Anyway it may be possible with PCRE backtracking (with stuff like (*ACCEPT) or (*COMMIT)) but I'm not sure

Edited by 636C65616E
Link to post
Share on other sites

well in the first instance I didn't posted this idea because i thought it should be slower than a naive loop, but :

Spoiler
#include <String.au3>

func println($msg = '')
    ConsoleWrite($msg & @CRLF)
endfunc

$nb  = 1000
$str = _StringRepeat('123',500)
global $arr = [ [0,0] , [0,0] ]

for $i = 1 to $nb

    $time = TimerInit()
    $res = StringRegExp(StringRegExpReplace($str, '\w{3}', '0x$0'), '\w{5}', 3)
    $time = TimerDiff($time)
    $arr[0][0] += $time
    $arr[0][1] += $time * $time

    $time = TimerInit()
    $res = StringRegExp($str, '\w{3}', 3)
    for $j = 0 to UBound($res)-1
        $res[$j] = '0x' & $res[$j]
    next
    $time = TimerDiff($time)
    $arr[1][0] += $time
    $arr[1][1] += $time * $time

next

$arr[0][0] /= $nb
$arr[0][1] = Sqrt( $arr[0][1] / $nb - $arr[0][0] * $arr[0][0] )
$arr[1][0] /= $nb
$arr[1][1] = Sqrt( $arr[1][1] / $nb - $arr[1][0] * $arr[1][0] )
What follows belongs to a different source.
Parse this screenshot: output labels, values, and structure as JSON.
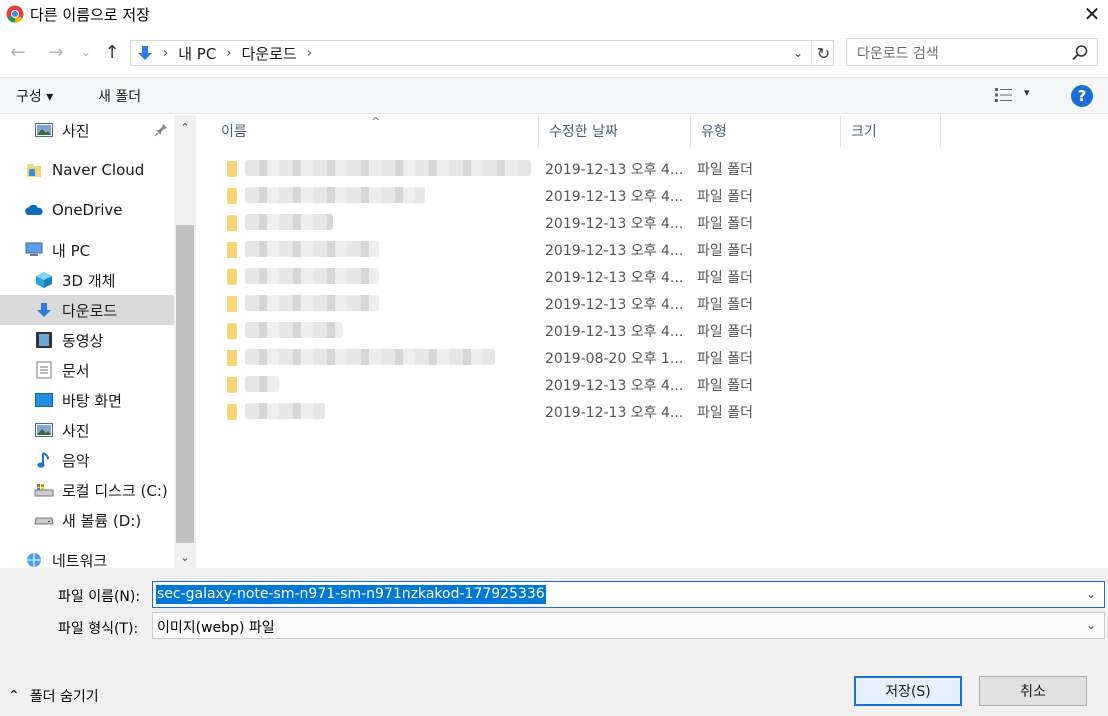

println('                 mean     stdev')
println(StringFormat('Double RegExp :  %.4f | %.4f', $arr[0][0], $arr[0][1]))
println(StringFormat('For Loop      :  %.4f | %.4f', $arr[1][0], $arr[1][1]))

The double regexp is slightly faster.

Double RegExp :  0.6755 | 0.1718
For Loop      :  0.8684 | 0.2984

It looks quite straight-forward, but :

Two-sample asymptotic difference of means test

data:  d$V1 and d$V2
statistic = -39.352, p-value < 2.2e-16
alternative hypothesis: true difference of means is not equal to 0
95 percent confidence interval:
 -0.2066905 -0.1870783
sample estimates:
difference of means 
         -0.1968844

 

Edited by 636C65616E
Link to post
Share on other sites
15 minutes ago, 636C65616E said:

well in the first instance I didn't posted this idea because i thought it should be slower than a naive loop, but :

A couple couple of thoughts here.

1) For solution evaluation, I prefer to play @NineBall.  Which means I use an informal series of Nine’s dicta, asides and snarks from past topics, as my guide.  In this case, since

  a) performance is not mentioned as a req

  b) no comprehensive data set is available 

  then the controlling rule would be “One-liners win”.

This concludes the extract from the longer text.